Meta was the first major AI company to launch an open model, Llama, in 2023. However, CEO Mark Zuckerberg recently revived the company’s AI efforts and signaled that it might not make future models completely open. OpenAI offers an open model, called GPT-oss, but it is inferior to the company’s best proprietary offerings and poorly suited to modification.

The best American models, from OpenAI, Anthropic and Google, are accessible only via the cloud or via a chat interface. In contrast, the weights of many major Chinese models, from DeepSeek, Alibaba, Moonshot AI, Z.ai and MiniMax, are published openly and for free.
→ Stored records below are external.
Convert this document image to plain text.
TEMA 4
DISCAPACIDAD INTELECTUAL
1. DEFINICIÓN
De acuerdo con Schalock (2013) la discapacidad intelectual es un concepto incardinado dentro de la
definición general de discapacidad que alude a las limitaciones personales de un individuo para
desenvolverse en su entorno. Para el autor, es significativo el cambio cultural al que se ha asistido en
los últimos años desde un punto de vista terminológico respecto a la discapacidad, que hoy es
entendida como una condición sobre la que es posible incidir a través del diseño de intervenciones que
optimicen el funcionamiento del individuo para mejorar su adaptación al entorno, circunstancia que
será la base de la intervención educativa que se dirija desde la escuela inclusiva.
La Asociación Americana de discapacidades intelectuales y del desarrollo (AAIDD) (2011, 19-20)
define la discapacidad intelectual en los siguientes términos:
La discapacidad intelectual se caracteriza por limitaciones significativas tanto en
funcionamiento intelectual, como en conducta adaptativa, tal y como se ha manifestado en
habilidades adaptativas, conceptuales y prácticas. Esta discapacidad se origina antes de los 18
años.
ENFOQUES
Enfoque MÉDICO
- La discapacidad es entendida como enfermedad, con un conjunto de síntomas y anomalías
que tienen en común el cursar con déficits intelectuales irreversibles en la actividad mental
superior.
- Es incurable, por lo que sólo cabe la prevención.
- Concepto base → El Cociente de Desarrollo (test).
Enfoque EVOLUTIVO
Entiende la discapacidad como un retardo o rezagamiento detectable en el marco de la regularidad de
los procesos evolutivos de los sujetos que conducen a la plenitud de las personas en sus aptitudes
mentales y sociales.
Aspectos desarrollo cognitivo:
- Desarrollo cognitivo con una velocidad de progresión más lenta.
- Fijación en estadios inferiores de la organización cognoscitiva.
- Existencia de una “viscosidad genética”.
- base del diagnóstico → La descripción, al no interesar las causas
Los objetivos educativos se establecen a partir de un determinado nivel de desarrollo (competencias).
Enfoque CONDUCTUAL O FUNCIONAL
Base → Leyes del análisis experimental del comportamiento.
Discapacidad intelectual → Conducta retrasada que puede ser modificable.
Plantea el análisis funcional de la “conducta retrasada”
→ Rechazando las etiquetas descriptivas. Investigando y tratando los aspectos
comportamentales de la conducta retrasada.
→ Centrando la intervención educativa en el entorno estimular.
As a result, many startups and researchers around the world are currently relying on Chinese models.

“It’s in our interest to help the ecosystem grow,” says Catanzaro, who joined Nvidia in 2011 and helped lead the company’s transition from making graphics cards for gaming to making silicon for AI. Nvidia released the first Nemotron model in November 2023. He adds that Nvidia recently completed pre-training a 550 billion parameter model. (Pre-training involves feeding huge amounts of data into a model distributed across a large number of specialized chips operating in parallel.) Nvidia has since released a range of specialized models for use in areas such as robotics, climate modeling and protein folding.

Kari Briski, vice president of enterprise generative AI software, says Nvidia’s future AI models will help the company improve not only its chips, but also the data centers on the scale of the supercomputers it builds. “We’re building it to expand our systems and test not just compute, but also storage and networking, and to kind of build out our hardware architecture roadmap,” she says.